Von 1941 bis 1949 bekam ich noch weitere 4 Geschwister, wir waren also 6 Kinder.

Meine Schulzeit verbrachte ich in meiner Heimatstadt, Spielzeug kannten wir kaum. Unser Spielplatz waren die zerbombte Innenstadt und die Ruinen rings um unser Elternhaus.

Nach Kriegsende 1945 wichen die Bedrohungen aus der Luft anderen Nöten, Lebensmittel waren Mangelware. Wir, meine Schwester und ich, inzwischen die älteren Kinder, aber auch, getrennt von uns, mein Vater mussten deshalb zu Fuß oder mit seltenen Mitfahrgelegenheit auf die Alb, oder andere ländliche Gegenden um etwas Essbares zu ergattern.
Nach der Währungsreform (1948) änderten sich, zwar nur langsam, auch diese Verhältnisse. Ich erinnere mich, als sei es gestern gewesen, in einem Schaufenster Bananen und Orangen gesehen zu haben. Es dauerte noch viele, viele Monate bis ich auch erfahren habe, wie sie schmecken.

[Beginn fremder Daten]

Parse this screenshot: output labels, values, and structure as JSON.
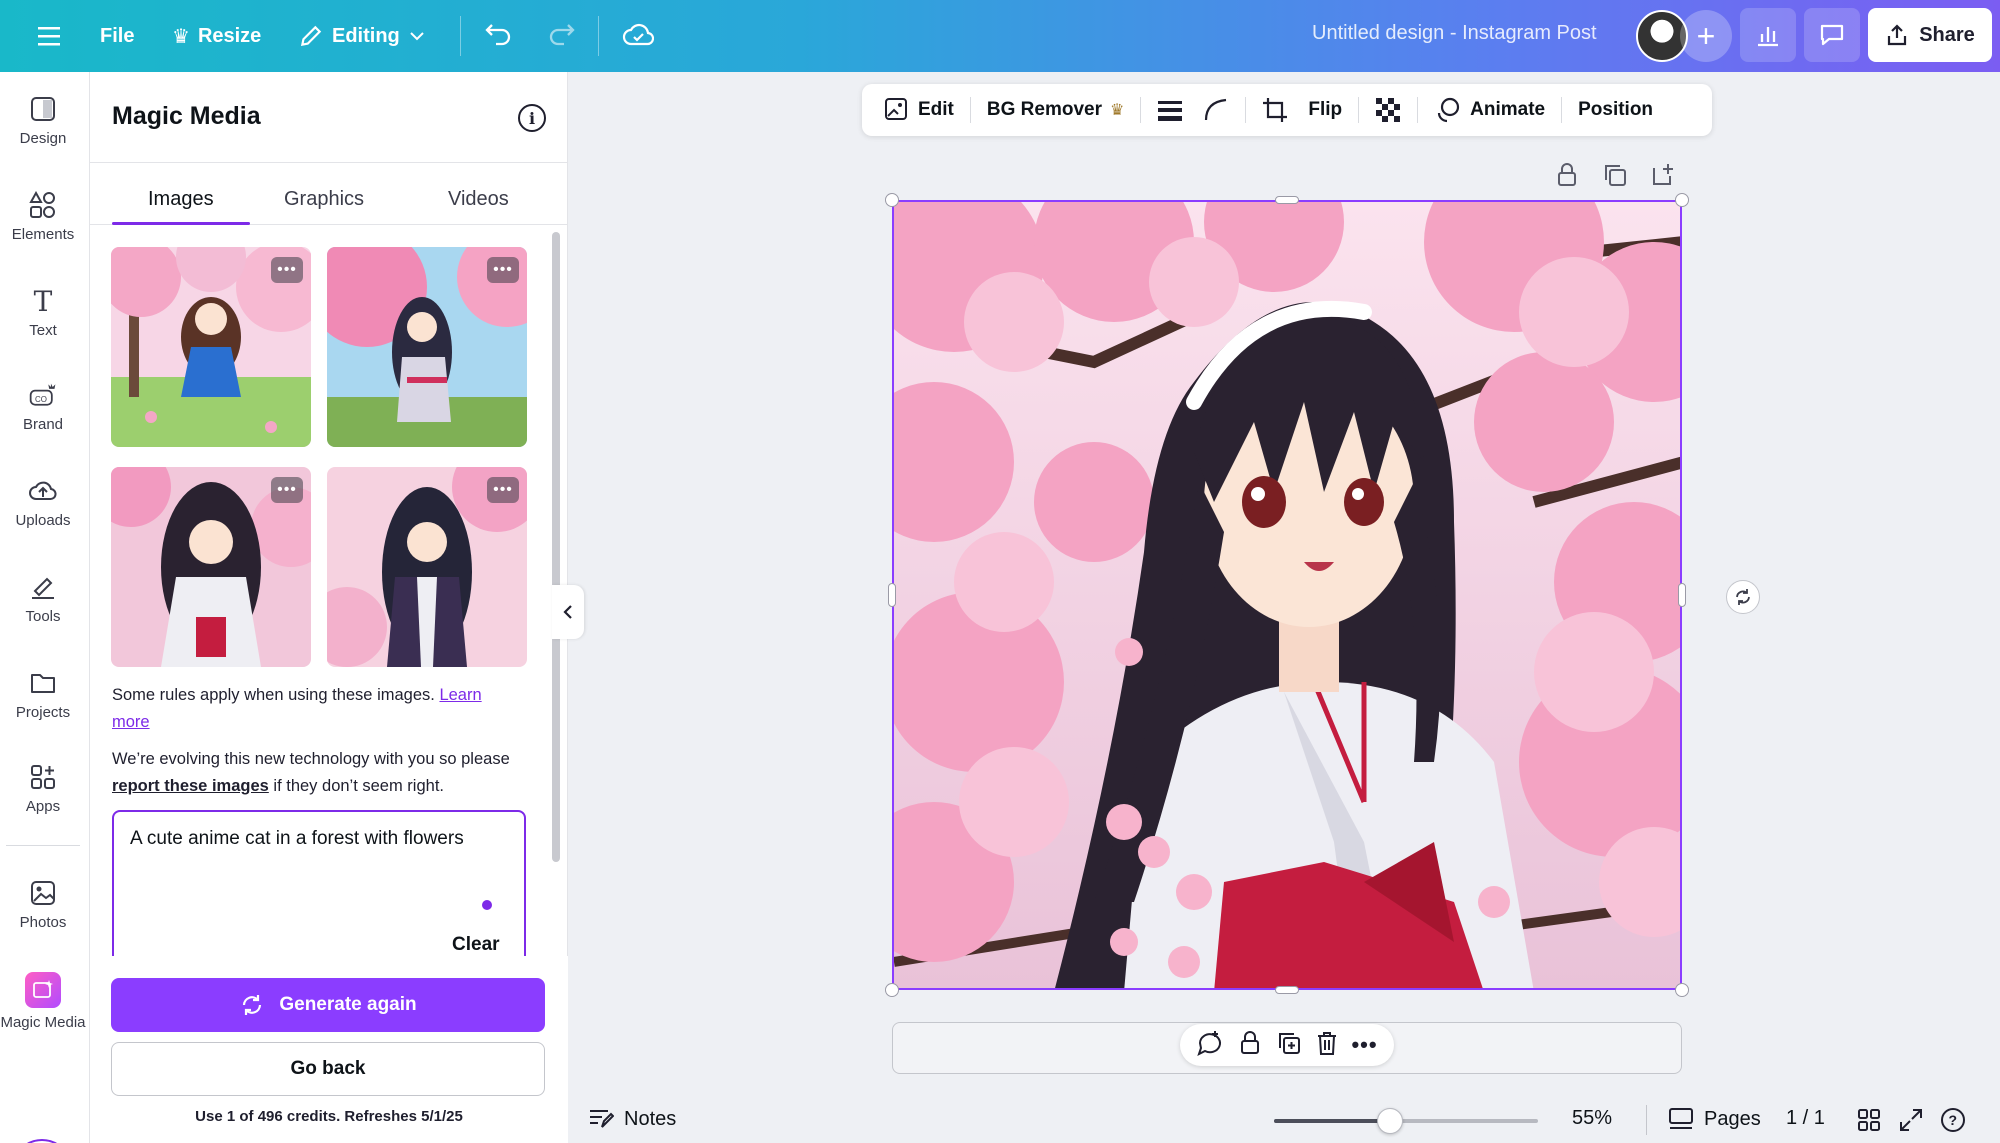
{
  "topbar": {
    "file": "File",
    "resize": "Resize",
    "editing": "Editing",
    "title": "Untitled design - Instagram Post",
    "share": "Share"
  },
  "rail": {
    "items": [
      {
        "label": "Design"
      },
      {
        "label": "Elements"
      },
      {
        "label": "Text"
      },
      {
        "label": "Brand"
      },
      {
        "label": "Uploads"
      },
      {
        "label": "Tools"
      },
      {
        "label": "Projects"
      },
      {
        "label": "Apps"
      },
      {
        "label": "Photos"
      },
      {
        "label": "Magic Media"
      }
    ]
  },
  "panel": {
    "title": "Magic Media",
    "tabs": [
      "Images",
      "Graphics",
      "Videos"
    ],
    "active_tab": "Images",
    "note1_prefix": "Some rules apply when using these images.",
    "note1_link": "Learn more",
    "note2_prefix": "We’re evolving this new technology with you so please",
    "note2_link": "report these images",
    "note2_suffix": "if they don’t seem right.",
    "prompt": "A cute anime cat in a forest with flowers",
    "clear": "Clear",
    "generate": "Generate again",
    "back": "Go back",
    "credits": "Use 1 of 496 credits. Refreshes 5/1/25"
  },
  "toolbar": {
    "edit": "Edit",
    "bg_remover": "BG Remover",
    "flip": "Flip",
    "animate": "Animate",
    "position": "Position"
  },
  "bottom": {
    "notes": "Notes",
    "zoom": "55%",
    "zoom_fraction": 0.44,
    "pages": "Pages",
    "page_count": "1 / 1"
  },
  "colors": {
    "accent": "#8b3dff",
    "blossom": "#f5a9c8",
    "hair": "#2a2230"
  }
}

Meine Schulzeit ging 1954 zu Ende und mir wurde angekündigt, jetzt beginne der Ernst des Lebens, als ob die Jahre zuvor nicht ernst genug gewesen wären.

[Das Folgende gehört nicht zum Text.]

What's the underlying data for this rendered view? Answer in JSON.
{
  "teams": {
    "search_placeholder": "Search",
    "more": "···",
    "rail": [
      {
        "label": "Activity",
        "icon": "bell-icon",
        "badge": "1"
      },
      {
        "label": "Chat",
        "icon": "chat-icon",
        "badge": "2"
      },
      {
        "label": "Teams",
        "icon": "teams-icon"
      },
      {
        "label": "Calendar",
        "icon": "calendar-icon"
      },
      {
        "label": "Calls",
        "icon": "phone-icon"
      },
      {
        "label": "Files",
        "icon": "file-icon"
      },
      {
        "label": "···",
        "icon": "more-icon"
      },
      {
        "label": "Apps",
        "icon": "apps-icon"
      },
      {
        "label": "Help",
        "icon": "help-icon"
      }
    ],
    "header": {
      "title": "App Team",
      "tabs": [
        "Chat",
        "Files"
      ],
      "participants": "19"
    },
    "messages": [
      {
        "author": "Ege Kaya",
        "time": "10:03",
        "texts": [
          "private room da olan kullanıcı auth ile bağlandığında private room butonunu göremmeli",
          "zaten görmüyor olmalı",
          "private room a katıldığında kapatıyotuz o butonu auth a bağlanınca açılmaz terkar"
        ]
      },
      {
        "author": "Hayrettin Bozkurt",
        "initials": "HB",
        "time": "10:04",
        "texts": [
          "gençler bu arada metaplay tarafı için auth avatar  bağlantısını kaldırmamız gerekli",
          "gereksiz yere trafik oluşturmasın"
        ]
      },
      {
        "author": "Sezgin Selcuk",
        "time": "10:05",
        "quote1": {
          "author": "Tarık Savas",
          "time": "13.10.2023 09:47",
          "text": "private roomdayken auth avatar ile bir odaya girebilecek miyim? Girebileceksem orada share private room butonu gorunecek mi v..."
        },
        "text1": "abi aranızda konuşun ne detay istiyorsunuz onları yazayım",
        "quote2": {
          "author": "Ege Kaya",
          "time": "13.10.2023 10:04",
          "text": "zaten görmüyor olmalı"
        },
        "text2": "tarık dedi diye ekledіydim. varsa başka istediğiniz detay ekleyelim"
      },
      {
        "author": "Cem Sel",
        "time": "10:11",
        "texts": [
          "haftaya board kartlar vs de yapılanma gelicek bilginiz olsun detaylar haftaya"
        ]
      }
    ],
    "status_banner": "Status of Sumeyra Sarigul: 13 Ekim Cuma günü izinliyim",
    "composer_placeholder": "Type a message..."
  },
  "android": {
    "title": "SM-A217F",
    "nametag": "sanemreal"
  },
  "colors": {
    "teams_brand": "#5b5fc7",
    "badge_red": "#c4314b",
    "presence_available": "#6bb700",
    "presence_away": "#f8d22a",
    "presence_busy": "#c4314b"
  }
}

Ich fand verschiedene Arbeitsstellen und konnte mit bescheidenem Verdienst in "DM" zum Lebensunterhalt beitragen und mir sogar aus einer Wehrmachtsuniform, die ich nur heimlich und unter Strafandrohung "organisieren" konnte, einen Mantel für die kalten Wintertage schneidern lassen.
Ein Hobbyfotograf  hat damals sogar ein Bild von mir gemacht, die Schuhe waren lange Zeit meine einzigen, sie waren das Geschenk meines Onkels, der sie lange Zeit getragen hatte und inzwischen Rentner war. 

 

 

Langsam entspannte sich auch die Arbeitsmarktlage, die Arbeitslosigkeit sank, der Wiederaufbau begann, später nannte man diese Phase "das Wirtschaftswunder".
Ich fand eine Lehrstelle als Kaufmann im Groß- und Einzelhandel bei einer Firma, die ihren Stammsitz in Bremen hatte und gerade in meiner Heimatstadt eine Zweigniederlassung gegründet hatte. Zum Ende meiner Lehrzeit durfte ich auch den Hauptsitz in Bremen kennenlernen. Ich fand Gefallen an der Stadt, der Nähe zum Hafen und der nahen Ostsee. Ich fand Freunde und lebte und arbeitete einige Jahre in Bremen und Lübeck. Zufällig (falls es Zufälle überhaupt gibt) erreichte mich ca. 1958 der Ruf eines Freundes, der in einer württembergischen Pflegeanstalt für Behinderte arbeitete. Dort gab es auch die erste evangelische Schule für Heilerziehungspflege, dort durchlief ich eine berufsbegleitende Ausbildung zum Heilerziehungspfleger und war danach über 40 Jahre mit großem Interesse im Bereich der Pflege und Erziehung Behinderter tätig. Mein letzter Einsatzort vor dem Eintritt in den Ruhestand war Weissach bei Leonberg. Dort leitete ich zusammen mit meiner Frau eine Lebensgemeinschaft für psychisch Kranke auf dem Gelände einer ehemaligen Ölmühle.

 

Ölmühle, Weissach, 1990

 

Pfingsten  1986,  NAK-Jugend  Bezirk  Stuttgart,  Ölmühle Weissach

 

Dort wohnte ich mit meiner Familie, die ich gerne hier vorstelle, denn ich habe in diesen 40 Jahren auch geheiratet und eine Familie gegründet. Sie ist der Mittelpunkt meines Lebens geworden.